Şirketin Las Vegas’ta düzenlenen CES 2016’daki basın toplantısında konuşma yapan Bosch CEO’su Volkmar Denner, “Amacımız, enerji, mobilite, endüstri ve akıllı ev için daha güvenli, daha kullanışlı ve daha etkili çözümler sağlamak. İnsanların yaşamlarını daha iyi ve daha kolay bir hale getirmek istiyoruz ve bağlanabilirlik, bunun anahtarıdır” dedi. Bosch, şirketin akıllı evler, akıllı şehirler, ağa bağlı mobilite ve Endüstri 4.0’a yönelik çözümlerini sergilediği CES’te bu yaklaşımı vurgulamak için “Simply.Connected” sloganını kullanıyor.

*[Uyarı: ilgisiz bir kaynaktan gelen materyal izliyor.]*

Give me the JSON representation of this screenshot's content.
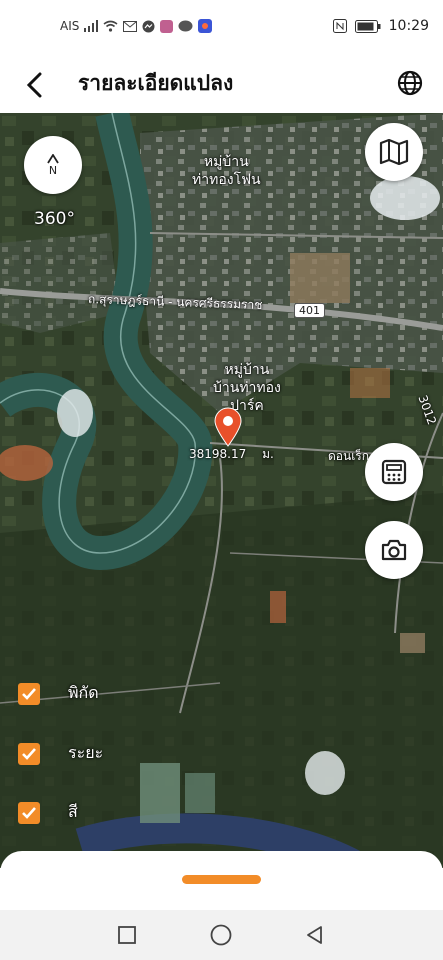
{
  "status_bar": {
    "carrier": "AIS",
    "time": "10:29",
    "icons": [
      "signal-icon",
      "wifi-icon",
      "mail-icon",
      "messenger-icon",
      "app-icon",
      "line-icon",
      "app-icon",
      "nfc-icon",
      "battery-icon"
    ]
  },
  "header": {
    "title": "รายละเอียดแปลง",
    "back_icon": "chevron-left-icon",
    "globe_icon": "globe-icon"
  },
  "map": {
    "compass_label": "N",
    "rotation_label": "360°",
    "place_labels": [
      {
        "text": "หมู่บ้าน\nท่าทองโฟน"
      },
      {
        "text": "หมู่บ้าน\nบ้านท่าทอง\nปาร์ค"
      }
    ],
    "road_label": "ถ.สุราษฎร์ธานี - นครศรีธรรมราช",
    "road_badge": "401",
    "road_right": "3012",
    "road_right2": "ดอนเร็ก",
    "marker_label": "38 198.17 ตร.ม.",
    "marker_left": "38",
    "marker_right": "198.17",
    "marker_unit": "ม.",
    "fab_icons": [
      "map-icon",
      "calculator-icon",
      "camera-icon"
    ]
  },
  "layers": [
    {
      "label": "พิกัด",
      "checked": true
    },
    {
      "label": "ระยะ",
      "checked": true
    },
    {
      "label": "สี",
      "checked": true
    }
  ],
  "colors": {
    "accent": "#f28c28",
    "pin": "#e8502a"
  }
}
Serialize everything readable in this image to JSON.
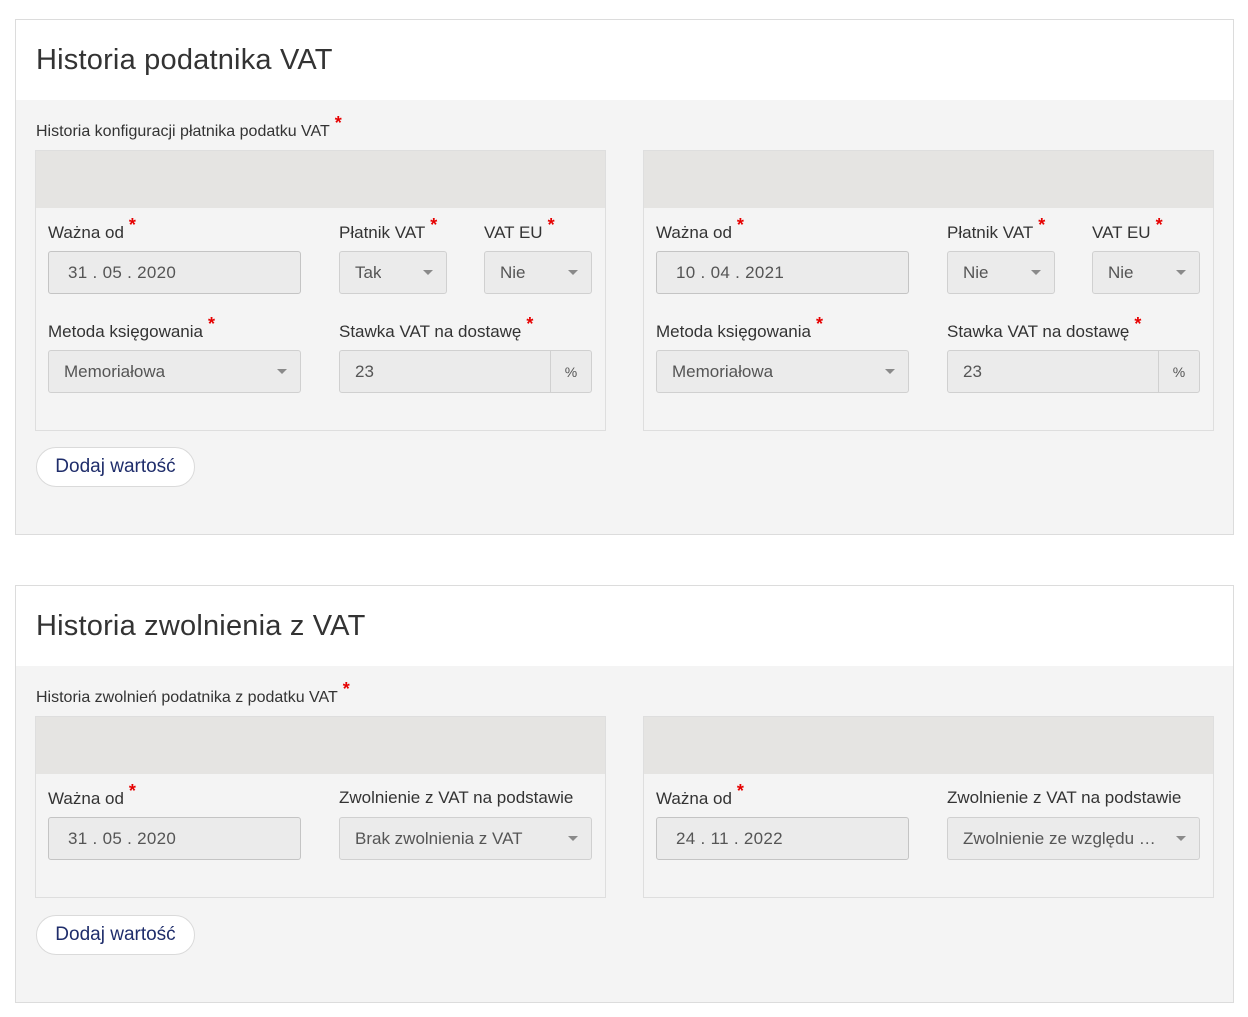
{
  "required_mark": "*",
  "sections": {
    "vat_history": {
      "title": "Historia podatnika VAT",
      "group_label": "Historia konfiguracji płatnika podatku VAT",
      "add_button": "Dodaj wartość",
      "labels": {
        "valid_from": "Ważna od",
        "vat_payer": "Płatnik VAT",
        "vat_eu": "VAT EU",
        "accounting_method": "Metoda księgowania",
        "vat_rate": "Stawka VAT na dostawę"
      },
      "rate_unit": "%",
      "entries": [
        {
          "valid_from": "31 . 05 . 2020",
          "vat_payer": "Tak",
          "vat_eu": "Nie",
          "accounting_method": "Memoriałowa",
          "vat_rate": "23"
        },
        {
          "valid_from": "10 . 04 . 2021",
          "vat_payer": "Nie",
          "vat_eu": "Nie",
          "accounting_method": "Memoriałowa",
          "vat_rate": "23"
        }
      ]
    },
    "exemption_history": {
      "title": "Historia zwolnienia z VAT",
      "group_label": "Historia zwolnień podatnika z podatku VAT",
      "add_button": "Dodaj wartość",
      "labels": {
        "valid_from": "Ważna od",
        "exemption_basis": "Zwolnienie z VAT na podstawie"
      },
      "entries": [
        {
          "valid_from": "31 . 05 . 2020",
          "exemption_basis": "Brak zwolnienia z VAT"
        },
        {
          "valid_from": "24 . 11 . 2022",
          "exemption_basis": "Zwolnienie ze względu na ..."
        }
      ]
    }
  },
  "colors": {
    "required": "#e60000",
    "button_text": "#1f2d6b",
    "card_header": "#e5e4e2",
    "section_bg": "#f4f4f4"
  }
}
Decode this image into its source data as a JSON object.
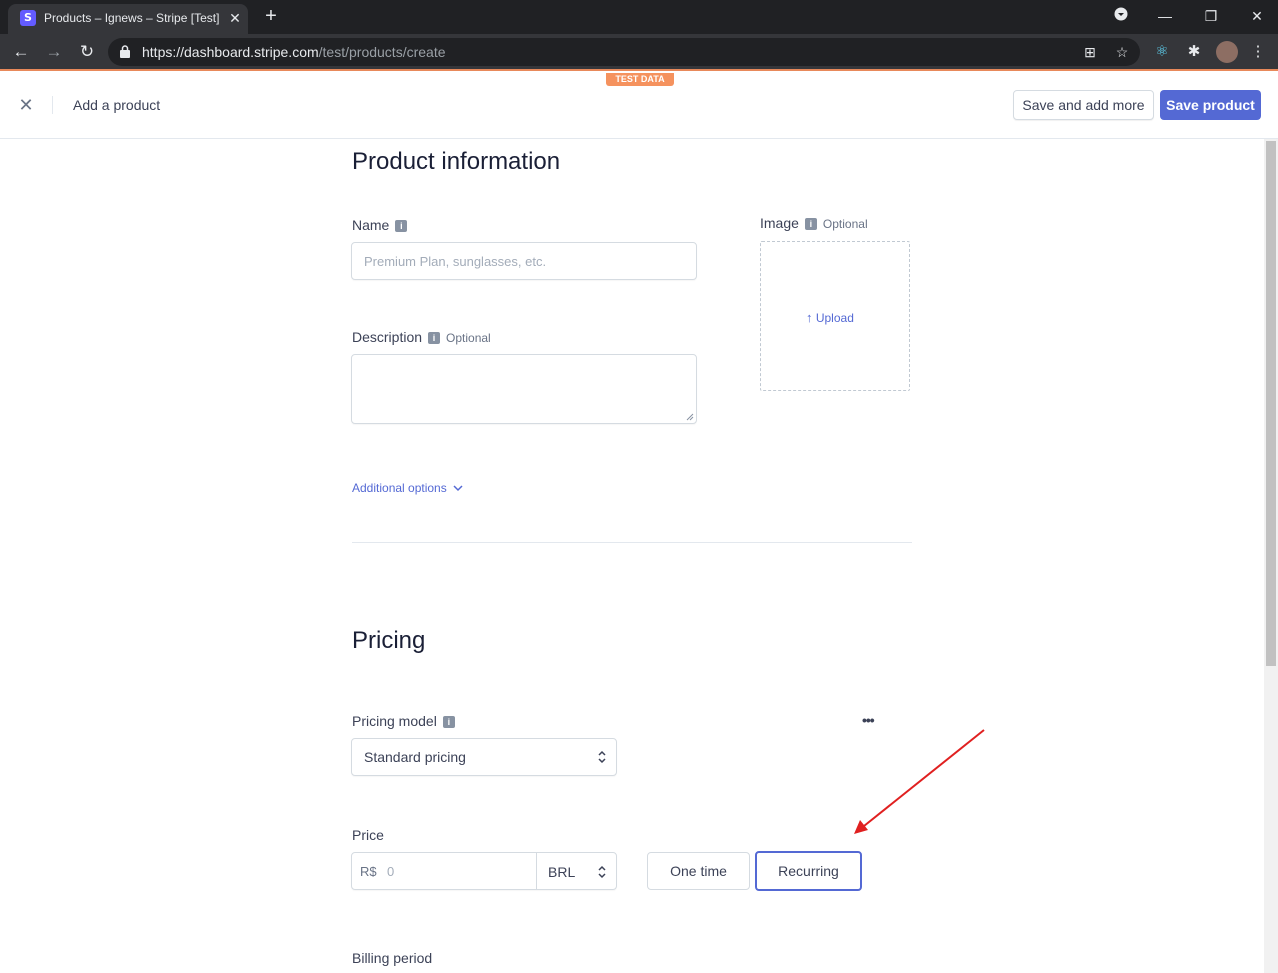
{
  "browser": {
    "tab_title": "Products – Ignews – Stripe [Test]",
    "favicon_letter": "S",
    "url_host": "https://dashboard.stripe.com",
    "url_path": "/test/products/create"
  },
  "badge": {
    "test_data": "TEST DATA"
  },
  "header": {
    "title": "Add a product",
    "save_and_add_more": "Save and add more",
    "save_product": "Save product"
  },
  "product_info": {
    "heading": "Product information",
    "name_label": "Name",
    "name_placeholder": "Premium Plan, sunglasses, etc.",
    "description_label": "Description",
    "description_optional": "Optional",
    "image_label": "Image",
    "image_optional": "Optional",
    "upload_label": "Upload",
    "additional_options": "Additional options"
  },
  "pricing": {
    "heading": "Pricing",
    "model_label": "Pricing model",
    "model_value": "Standard pricing",
    "price_label": "Price",
    "currency_symbol": "R$",
    "amount_placeholder": "0",
    "currency": "BRL",
    "one_time": "One time",
    "recurring": "Recurring",
    "billing_period_label": "Billing period"
  },
  "colors": {
    "accent": "#5469d4",
    "annotation_arrow": "#e02020",
    "test_badge": "#f5925e"
  }
}
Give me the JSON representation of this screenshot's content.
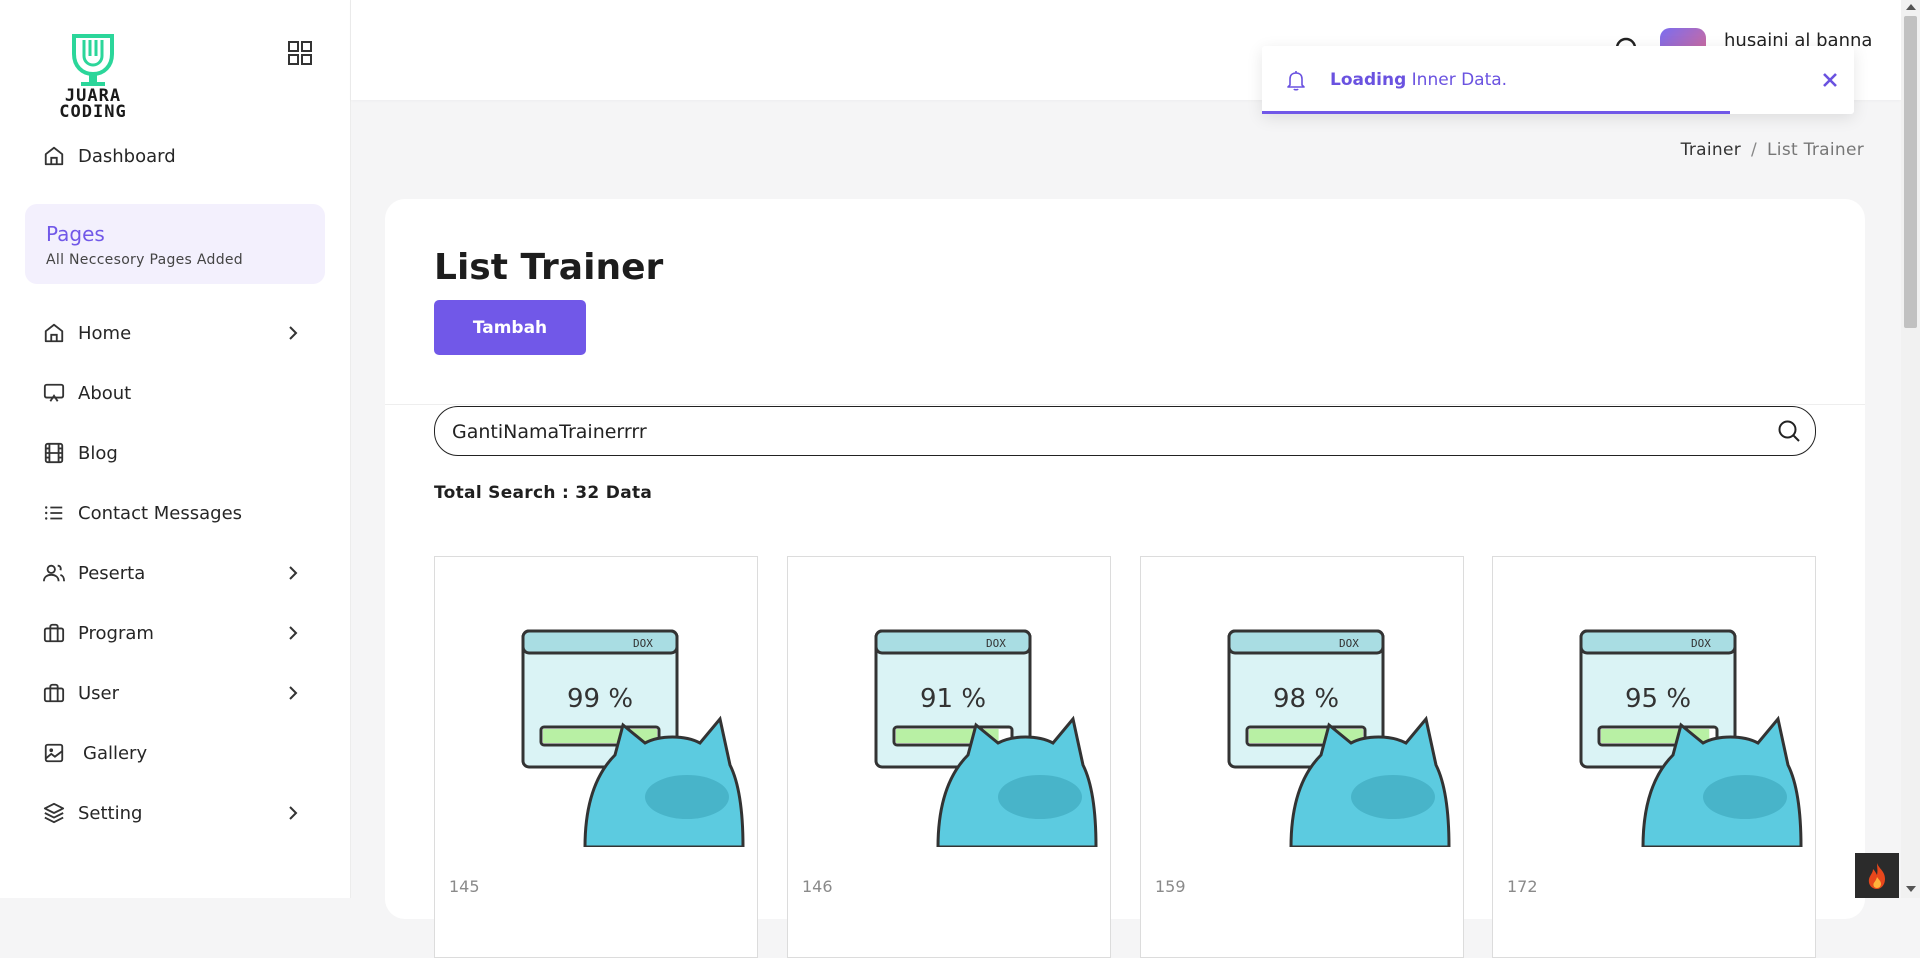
{
  "sidebar": {
    "logo_line1": "JUARA",
    "logo_line2": "CODING",
    "dashboard_label": "Dashboard",
    "pages_title": "Pages",
    "pages_subtitle": "All Neccesory Pages Added",
    "items": [
      {
        "label": "Home",
        "icon": "home-icon",
        "has_submenu": true
      },
      {
        "label": "About",
        "icon": "presentation-icon",
        "has_submenu": false
      },
      {
        "label": "Blog",
        "icon": "film-icon",
        "has_submenu": false
      },
      {
        "label": "Contact Messages",
        "icon": "list-icon",
        "has_submenu": false
      },
      {
        "label": "Peserta",
        "icon": "users-icon",
        "has_submenu": true
      },
      {
        "label": "Program",
        "icon": "briefcase-icon",
        "has_submenu": true
      },
      {
        "label": "User",
        "icon": "briefcase-icon",
        "has_submenu": true
      },
      {
        "label": "Gallery",
        "icon": "image-icon",
        "has_submenu": false
      },
      {
        "label": "Setting",
        "icon": "layers-icon",
        "has_submenu": true
      }
    ]
  },
  "header": {
    "username": "husaini al banna"
  },
  "toast": {
    "bold": "Loading",
    "text": " Inner Data.",
    "progress": 0.79
  },
  "breadcrumb": {
    "parent": "Trainer",
    "separator": "/",
    "current": "List Trainer"
  },
  "main": {
    "title": "List Trainer",
    "add_button": "Tambah",
    "search_value": "GantiNamaTrainerrrr",
    "total_search": "Total Search : 32 Data",
    "tiles": [
      {
        "id": "145",
        "percent": "99 %",
        "fill": 1.0
      },
      {
        "id": "146",
        "percent": "91 %",
        "fill": 0.9
      },
      {
        "id": "159",
        "percent": "98 %",
        "fill": 1.0
      },
      {
        "id": "172",
        "percent": "95 %",
        "fill": 0.95
      }
    ]
  },
  "colors": {
    "accent": "#7158e8",
    "logo_green": "#2bd69a",
    "mascot_blue": "#5ccbe0"
  }
}
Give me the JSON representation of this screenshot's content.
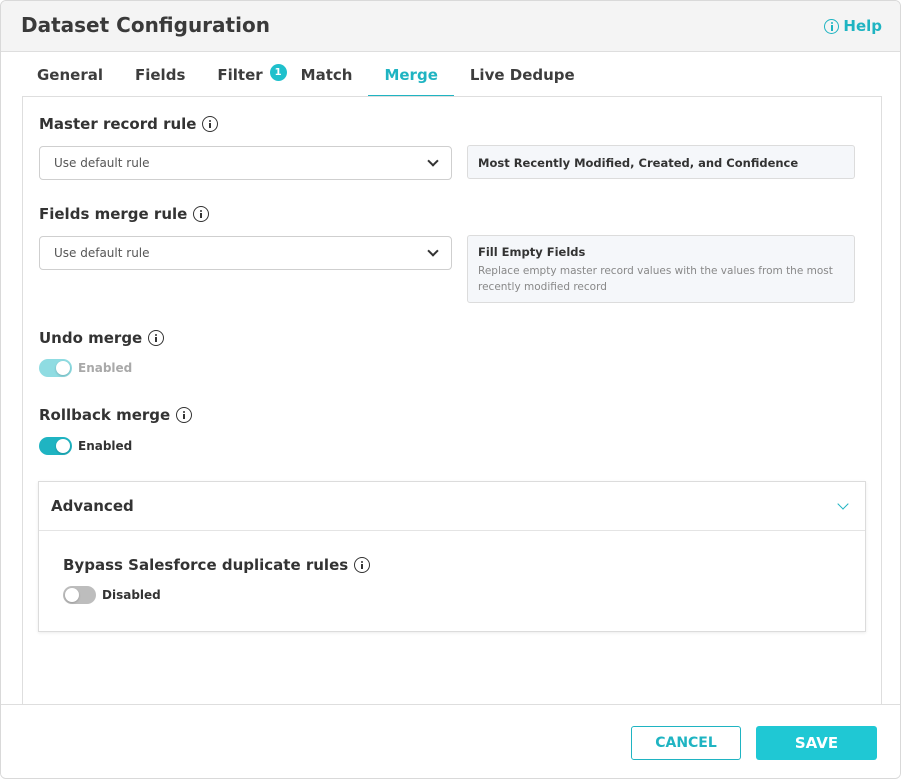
{
  "dialog": {
    "title": "Dataset Configuration",
    "help_label": "Help"
  },
  "tabs": [
    {
      "label": "General",
      "active": false
    },
    {
      "label": "Fields",
      "active": false
    },
    {
      "label": "Filter",
      "active": false,
      "badge": "1"
    },
    {
      "label": "Match",
      "active": false
    },
    {
      "label": "Merge",
      "active": true
    },
    {
      "label": "Live Dedupe",
      "active": false
    }
  ],
  "master_record": {
    "label": "Master record rule",
    "select_value": "Use default rule",
    "info_title": "Most Recently Modified, Created, and Confidence"
  },
  "fields_merge": {
    "label": "Fields merge rule",
    "select_value": "Use default rule",
    "info_title": "Fill Empty Fields",
    "info_desc": "Replace empty master record values with the values from the most recently modified record"
  },
  "undo_merge": {
    "label": "Undo merge",
    "toggle_text": "Enabled",
    "state": "on-disabled"
  },
  "rollback_merge": {
    "label": "Rollback merge",
    "toggle_text": "Enabled",
    "state": "on"
  },
  "advanced": {
    "title": "Advanced",
    "bypass": {
      "label": "Bypass Salesforce duplicate rules",
      "toggle_text": "Disabled",
      "state": "off"
    }
  },
  "footer": {
    "cancel_label": "CANCEL",
    "save_label": "SAVE"
  },
  "colors": {
    "accent": "#1fb4c2",
    "save_bg": "#1fc8d4"
  }
}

Mobilite enerji, bina ve endüstriyel teknolojiye bağlanıyor
Bağlanabilirlik alanında Bosch, geniş ürün portföyünden ve onlarca yıllık deneyimine dayanan derin endüstri uzmanlığından faydalanıyor. Denner, “Diğer tüm şirketlerin yapamadığı bir şey olarak Bosch, etki alanları arası çözümler sunmak üzere mobiliteyi enerji, bina ve endüstriyel teknolojiye bağlıyor” dedi.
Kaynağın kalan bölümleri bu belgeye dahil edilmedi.